Even so, the opening was too narrow to pass an adult.

Samlor's mouth opened to call, but the child in the midst of four men was already screaming, "Uncle Samlor."

CHAPTER 2

THERE WERE THREE of them between him and Star, packed into the passageway so that the child's dust-whitened garments were only a shimmer past their legs. They were the punks from the table by the door. Beyond them was a fourth man, tall and hooded, closing Star's escape route.

Light in the passageway was only the ghost filtering through the tavern windows and reflected from the filth-blackened wall opposite, but it was enough for Samlor's business. He drew the push dagger from its sheath under the back of his collar and held it so that its narrow point jutted out between the fourth and index fingers of his left hand.

Before the caravan master could lunge into action, the hooded man stepped past the cringing Star and held his staff vertically to confront the trio of toughs. Either the hood was flapping loose or something tiny capered on the fellow's shoulder.

"What are you doing with this child?" he demanded in a clear voice. "Begone!"

"Hey," said the nearest thug, doubtful enough to step back and jostle a companion.

The staff glowed pale blue, a hazy color which seemed to hang in the air as the object trembled. The face beneath the hood was set with determination which controlled but did not eliminate the underlying fear. The staff shook because the man holding it was terrified.

Reasonably enough.

Samlor paused. If the toughs did turn away in fear of what confronted them, he didn't want to be launched into an attack intended for their backs.

He didn't know what was going on. Sometimes you had to act anyway-but just now, Star was out of immediate danger, so there was no point in going off half-cocked.

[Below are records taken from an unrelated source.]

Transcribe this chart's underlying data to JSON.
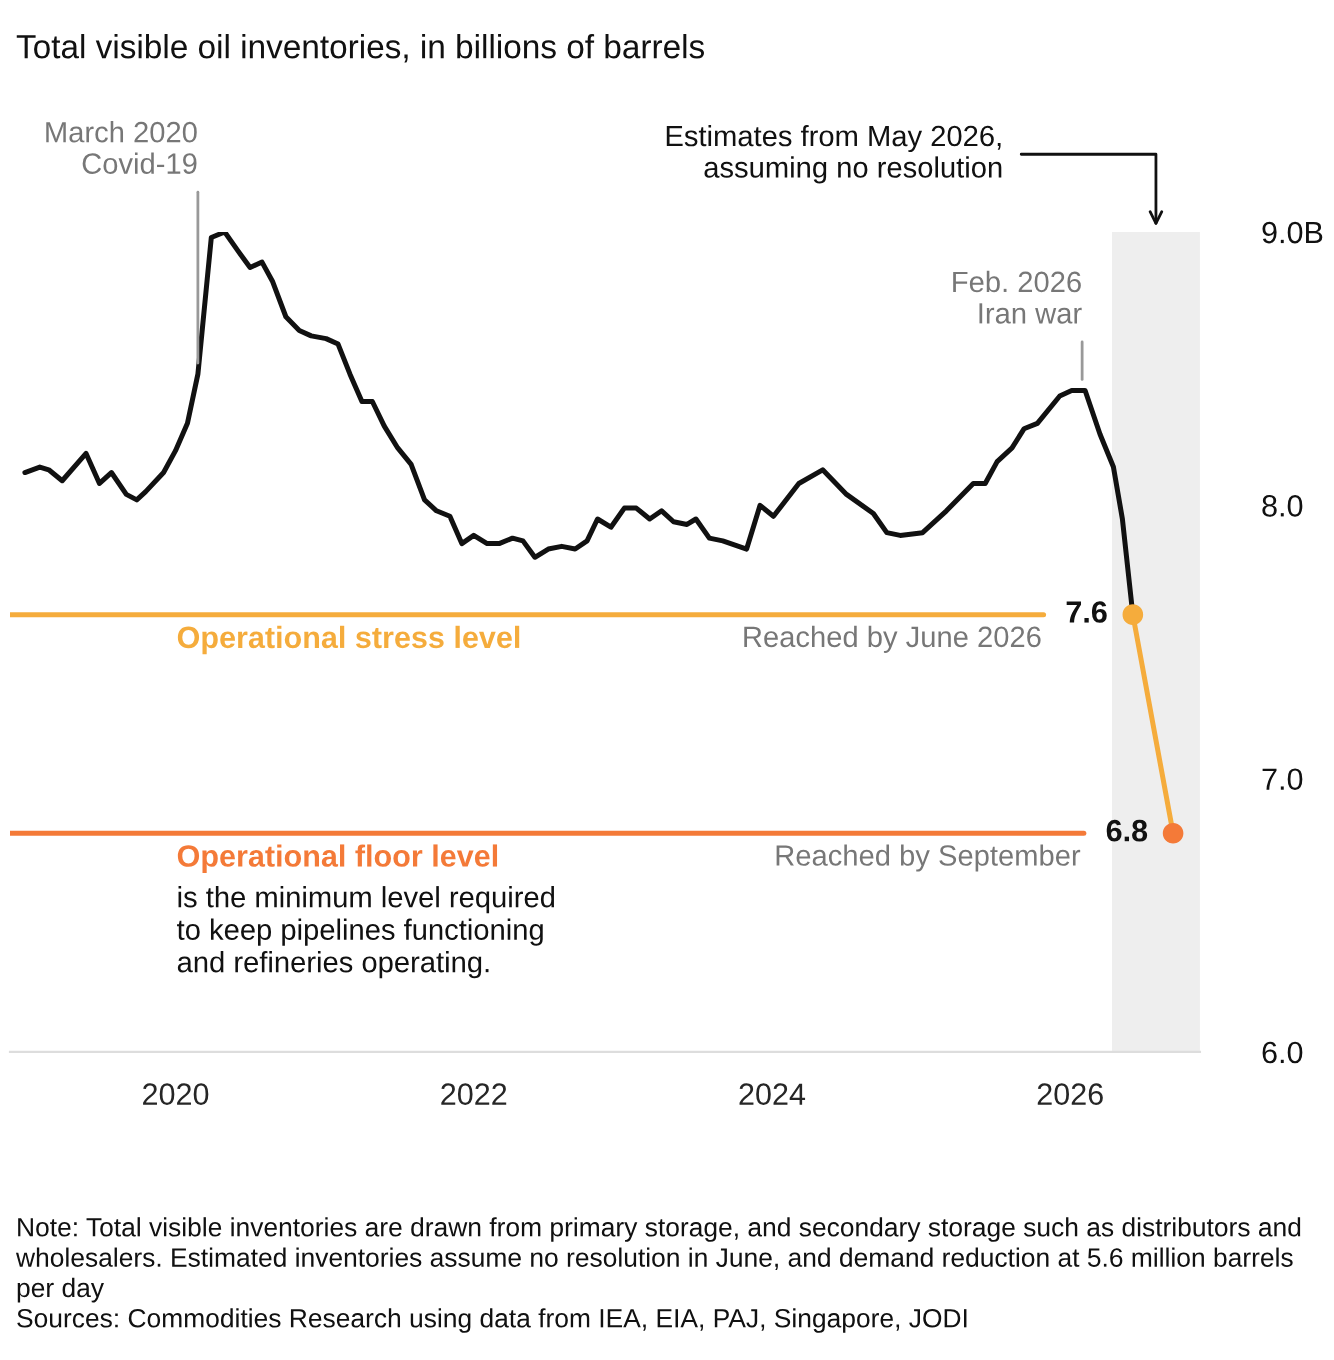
{
  "chart_data": {
    "type": "line",
    "title": "Total visible oil inventories, in billions of barrels",
    "series": [
      {
        "color": "#111111",
        "x": [
          2018.99,
          2019.09,
          2019.15,
          2019.24,
          2019.4,
          2019.49,
          2019.57,
          2019.67,
          2019.74,
          2019.8,
          2019.92,
          2020.0,
          2020.08,
          2020.15,
          2020.24,
          2020.33,
          2020.42,
          2020.5,
          2020.58,
          2020.65,
          2020.74,
          2020.83,
          2020.91,
          2021.01,
          2021.09,
          2021.17,
          2021.25,
          2021.32,
          2021.4,
          2021.49,
          2021.58,
          2021.67,
          2021.75,
          2021.84,
          2021.92,
          2022.0,
          2022.09,
          2022.17,
          2022.26,
          2022.33,
          2022.41,
          2022.5,
          2022.59,
          2022.68,
          2022.76,
          2022.83,
          2022.92,
          2023.01,
          2023.09,
          2023.18,
          2023.26,
          2023.34,
          2023.43,
          2023.49,
          2023.58,
          2023.67,
          2023.83,
          2023.92,
          2024.01,
          2024.18,
          2024.34,
          2024.5,
          2024.68,
          2024.77,
          2024.86,
          2025.01,
          2025.17,
          2025.35,
          2025.43,
          2025.51,
          2025.61,
          2025.69,
          2025.78,
          2025.93,
          2026.01,
          2026.1,
          2026.2,
          2026.29,
          2026.35,
          2026.42
        ],
        "values": [
          8.12,
          8.14,
          8.13,
          8.09,
          8.19,
          8.08,
          8.12,
          8.04,
          8.02,
          8.05,
          8.12,
          8.2,
          8.3,
          8.48,
          8.98,
          9.0,
          8.93,
          8.87,
          8.89,
          8.82,
          8.69,
          8.64,
          8.62,
          8.61,
          8.59,
          8.48,
          8.38,
          8.38,
          8.29,
          8.21,
          8.15,
          8.02,
          7.98,
          7.96,
          7.86,
          7.89,
          7.86,
          7.86,
          7.88,
          7.87,
          7.81,
          7.84,
          7.85,
          7.84,
          7.87,
          7.95,
          7.92,
          7.99,
          7.99,
          7.95,
          7.98,
          7.94,
          7.93,
          7.95,
          7.88,
          7.87,
          7.84,
          8.0,
          7.96,
          8.08,
          8.13,
          8.04,
          7.97,
          7.9,
          7.89,
          7.9,
          7.98,
          8.08,
          8.08,
          8.16,
          8.21,
          8.28,
          8.3,
          8.4,
          8.42,
          8.42,
          8.26,
          8.14,
          7.95,
          7.6
        ]
      },
      {
        "color": "#f5ac3c",
        "colors": [
          "#f5ac3c",
          "#f47a38"
        ],
        "marker": "circle",
        "x": [
          2026.42,
          2026.69
        ],
        "values": [
          7.6,
          6.8
        ],
        "value_labels": [
          "7.6",
          "6.8"
        ]
      }
    ],
    "xlim": [
      2018.89,
      2026.87
    ],
    "xticks": [
      2020,
      2022,
      2024,
      2026
    ],
    "ylim": [
      6.0,
      9.0
    ],
    "yticks": [
      {
        "value": 6,
        "label": "6.0"
      },
      {
        "value": 7,
        "label": "7.0"
      },
      {
        "value": 8,
        "label": "8.0"
      },
      {
        "value": 9,
        "label": "9.0B"
      }
    ],
    "ref_lines": [
      {
        "axis": "y",
        "value": 7.6,
        "label": "Operational stress level",
        "color": "#f5ac3c"
      },
      {
        "axis": "y",
        "value": 6.8,
        "label": "Operational floor level",
        "color": "#f47a38"
      }
    ],
    "bands": [
      {
        "axis": "x",
        "from": 2026.28,
        "to": 2026.87,
        "label": "Estimates from May 2026,\nassuming no resolution",
        "color": "#eeeeee"
      }
    ],
    "annotations": [
      {
        "text": "March 2020\nCovid-19",
        "x": 2020.15,
        "y": 8.48
      },
      {
        "text": "Feb. 2026\nIran war",
        "x": 2026.08,
        "y": 8.42
      },
      {
        "text": "Reached by June 2026",
        "x": 2025.81,
        "y": 7.6
      },
      {
        "text": "Reached by September",
        "x": 2026.07,
        "y": 6.8
      },
      "is the minimum level required\nto keep pipelines functioning\nand refineries operating.",
      "Note: Total visible inventories are drawn from primary storage, and secondary storage such as distributors and wholesalers. Estimated inventories assume no resolution in June, and demand reduction at 5.6 million barrels per day",
      "Sources: Commodities Research using data from IEA, EIA, PAJ, Singapore, JODI"
    ],
    "grid": false,
    "legend": false
  }
}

Something-a man, there was no damned doubt about it, but he was only a handspan tall-stood on the right shoulder of the man with the glowing staff. The little fellow hopped up and down, then piped, "Do not be afraid to do that in which you are right!"

A thug swore and swung his weapon at the staff.

Instead of blades or ordinary clubs, this trio of street toughs carried weighted chains which Samlor had mistaken in the tavern for items of armor or adornment when they were coiled through an epaulette loop on each youth's shoulder. Each chain was about a yard long, made up of fine links which slipped over one another like drops of water. They were polished glass-smooth and then plated for looks-silver for two of the thugs, gold for the third who now swung his weapon in a glittering arc.

Both ends of the chain were weighted by lead knobs the size of large walnuts, armed with steel spikes. The knobs were heavy enough to stun or kill but still so light that they could be directed handily and with blinding speed. A skilled man in the right situation could pulp an opposing knife artist, and he could do so with the sort of flashy display which on the street counted for more than success.

It was the wrong weapon for an alleyway which even at his widest point was straiter than the span of the chain fully extended, but the hooded man seemed to have no idea of how to defend himself. The weighted end of the chain wrapped itself tight against the staff-it clacked like wood, despite the glow which suggested it was of some eerie material-and the tough jerked it toward him.

The hopping manikin disappeared with a high-pitched shriek of terror. The hooded man staggered forward, managing to keep a hold on his staff only by lurching toward the punk whose weapon had snatched it. The blue glow was snuffed out as if the gold-plated chain had strangled the life from the wood.

The hooded man was a magician, had to be with his staff and capering manikin. Samlor-and probably the street toughs as well, though psychotic pride ruled the actions of their leader-expected magical retribution for the attack. A thunderbolt might shatter them, or icy needles from nowhere might lace their bodies into bloody sieves.